Deep learning restores speech intelligibility in multi-talker interference for cochlear implant users
View abstract on PubMed
Summary
This summary is machine-generated.Deep neural network (DNN) algorithms like RNN and SepFormer significantly improve speech understanding for cochlear implant (CI) users in noisy conditions. These advanced algorithms effectively reduce both stationary and non-stationary noise, outperforming traditional methods.
Area Of Science
- Audiology
- Artificial Intelligence
- Signal Processing
Background
- Cochlear implants (CIs) struggle in noisy environments due to limitations of current noise reduction algorithms.
- Conventional algorithms are ineffective against non-stationary noise, such as multi-talker interference.
- Deep neural networks (DNNs) show promise for speech enhancement but require testing with CI users.
Purpose Of The Study
- To evaluate the effectiveness of two DNN algorithms, Recurrent Neural Network (RNN) and SepFormer, for improving speech intelligibility in cochlear implant users.
- To assess the performance of these DNNs in reducing both stationary and non-stationary noise.
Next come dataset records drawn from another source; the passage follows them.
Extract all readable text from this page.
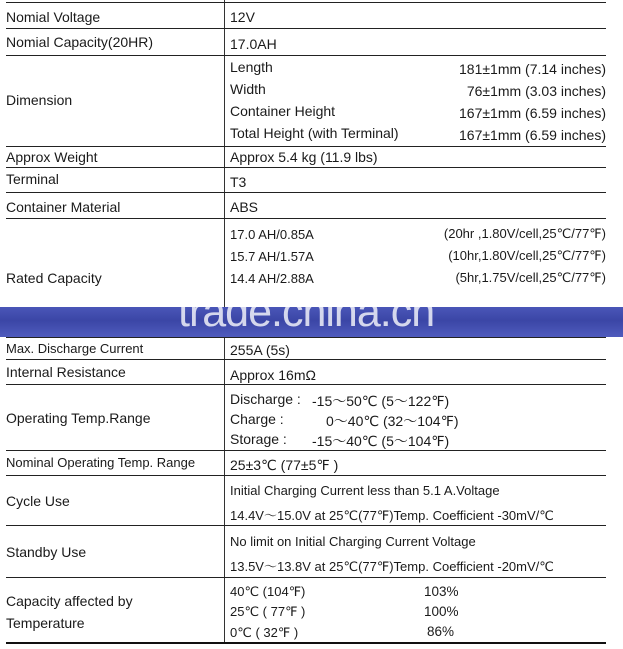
Nomial Voltage	12V
Nomial Capacity(20HR)	17.0AH
Dimension
Length	181±1mm (7.14 inches)
Width	76±1mm (3.03 inches)
Container Height	167±1mm (6.59 inches)
Total Height (with Terminal)	167±1mm (6.59 inches)
Approx Weight	Approx 5.4 kg (11.9 lbs)
Terminal	T3
Container Material	ABS
Rated Capacity
17.0 AH/0.85A	(20hr ,1.80V/cell,25℃/77℉)
15.7 AH/1.57A	(10hr,1.80V/cell,25℃/77℉)
14.4 AH/2.88A	(5hr,1.75V/cell,25℃/77℉)
trade.china.cn
Max. Discharge Current	255A (5s)
Internal Resistance	Approx 16mΩ
Operating Temp.Range
Discharge : -15～50℃ (5～122℉)
Charge :	0～40℃ (32～104℉)
Storage : -15～40℃ (5～104℉)
Nominal Operating Temp. Range 25±3℃ (77±5℉ )
Cycle Use
Initial Charging Current less than 5.1 A.Voltage
14.4V～15.0V at 25℃(77℉)Temp. Coefficient -30mV/℃
Standby Use
No limit on Initial Charging Current Voltage
13.5V～13.8V at 25℃(77℉)Temp. Coefficient -20mV/℃
Capacity affected by
Temperature
40℃ (104℉)	103%
25℃ ( 77℉ )	100%
0℃ ( 32℉ )	86%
- To compare DNN-based noise reduction with conventional methods for CI users.
Main Methods
- Implemented RNN and SepFormer DNN algorithms for speech audio processing.
- Trained the algorithms using a customized dataset of approximately 30 hours.
- Tested the algorithms with thirteen adult cochlear implant listeners in various noise conditions.
Main Results
- Both RNN and SepFormer significantly enhanced speech intelligibility for CI listeners in noise.
- The DNN algorithms improved performance in stationary non-speech noise.
- Substantial improvements were observed in non-stationary noise conditions, outperforming conventional strategies.
Conclusions
- DNN algorithms, specifically RNN and SepFormer, offer a promising solution for enhancing speech understanding in noisy environments for cochlear implant users.
- These advanced algorithms effectively address the limitations of traditional noise reduction techniques, particularly in complex, non-stationary noise.
- The findings suggest a significant advancement in addressing listening challenges faced by individuals with cochlear implants.